Friday, September 24, 2010

Is It Ever Right to Buy or Sell Human Organs?

debate: Sally Satel and Jeremy Chapman

New Internationalists
September 23, 2010

A leading medical think-tank, The Nuffield Council for Bioethics in London, is currently examining this thorny issue. They are due to report their findings in 2011. In the meantime we have asked two experts to argue the case for and against.

SALLY SATEL

The global organ shortage has spawned illegal and unregulated organ markets. The World Health Organization estimates that five to ten per cent of all kidneys transplanted annually – perhaps 63,000 in total – are obtained in the organ bazaars of Africa, Asia, Eastern Europe and South America. Thus, we face a dual tragedy: on one side, thousands of patients who die each year waiting for a kidney; on the other, a human rights fiasco in which corrupt brokers deceive indigent donors about the nature of surgery, cheat them out of payment and ignore their post-surgical needs.
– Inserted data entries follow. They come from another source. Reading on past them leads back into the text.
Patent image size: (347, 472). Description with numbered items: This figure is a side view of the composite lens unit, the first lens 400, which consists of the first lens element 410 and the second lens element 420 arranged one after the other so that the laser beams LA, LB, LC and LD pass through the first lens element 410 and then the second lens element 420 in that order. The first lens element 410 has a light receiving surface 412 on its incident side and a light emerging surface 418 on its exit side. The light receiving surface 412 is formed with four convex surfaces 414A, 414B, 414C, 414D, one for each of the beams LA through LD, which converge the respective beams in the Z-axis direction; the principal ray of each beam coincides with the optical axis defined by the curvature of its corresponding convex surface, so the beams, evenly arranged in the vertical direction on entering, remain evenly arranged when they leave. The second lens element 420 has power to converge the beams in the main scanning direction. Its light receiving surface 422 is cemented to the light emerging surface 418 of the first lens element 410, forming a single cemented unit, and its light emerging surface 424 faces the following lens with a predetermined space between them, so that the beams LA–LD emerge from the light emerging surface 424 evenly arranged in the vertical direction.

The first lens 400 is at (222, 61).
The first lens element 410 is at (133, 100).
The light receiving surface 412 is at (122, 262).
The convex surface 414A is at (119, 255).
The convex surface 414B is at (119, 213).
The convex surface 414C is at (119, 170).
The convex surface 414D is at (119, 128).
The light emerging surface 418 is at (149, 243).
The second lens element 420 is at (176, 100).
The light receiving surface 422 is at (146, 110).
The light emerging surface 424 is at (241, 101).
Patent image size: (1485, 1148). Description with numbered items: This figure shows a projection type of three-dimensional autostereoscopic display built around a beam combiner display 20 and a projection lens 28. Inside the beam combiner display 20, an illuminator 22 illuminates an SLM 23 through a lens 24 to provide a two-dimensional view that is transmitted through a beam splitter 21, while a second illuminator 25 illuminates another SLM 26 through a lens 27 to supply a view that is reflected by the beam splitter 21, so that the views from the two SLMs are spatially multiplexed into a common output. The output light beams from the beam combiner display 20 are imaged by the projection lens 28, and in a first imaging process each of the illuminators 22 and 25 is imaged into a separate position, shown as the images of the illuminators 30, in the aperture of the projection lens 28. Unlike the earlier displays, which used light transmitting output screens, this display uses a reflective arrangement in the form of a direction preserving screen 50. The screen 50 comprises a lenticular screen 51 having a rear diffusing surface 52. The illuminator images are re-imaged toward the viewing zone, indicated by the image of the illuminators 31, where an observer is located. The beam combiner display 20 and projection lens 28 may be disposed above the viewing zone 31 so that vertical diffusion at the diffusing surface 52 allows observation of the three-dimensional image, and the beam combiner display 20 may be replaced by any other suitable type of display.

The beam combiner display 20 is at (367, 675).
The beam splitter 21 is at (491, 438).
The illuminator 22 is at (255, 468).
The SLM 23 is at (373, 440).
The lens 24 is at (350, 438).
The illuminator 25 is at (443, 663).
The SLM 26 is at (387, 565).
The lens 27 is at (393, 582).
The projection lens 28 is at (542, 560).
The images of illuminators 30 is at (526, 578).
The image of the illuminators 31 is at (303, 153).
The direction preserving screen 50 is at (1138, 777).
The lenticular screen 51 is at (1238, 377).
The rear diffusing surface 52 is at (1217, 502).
Altruistic appeals to organ donation have not yielded enough organs for transplantation. Not all developed countries have made the most use of posthumous donation, and of course they should. Unfortunately, much of the world transplant establishment – including the World Health Organization, the Transplantation Society and the World Medical Association – focuses exclusively on obliterating organ trafficking. While at face value this may seem reasonable, in reality it is a lethally one-sided prescription, because trying to stamp out underground markets either drives corruption further underground or causes it to flourish elsewhere. Government-sponsored compensation of healthy individuals who are willing to give one of their kidneys to save the life of a dying stranger is the best short-term solution.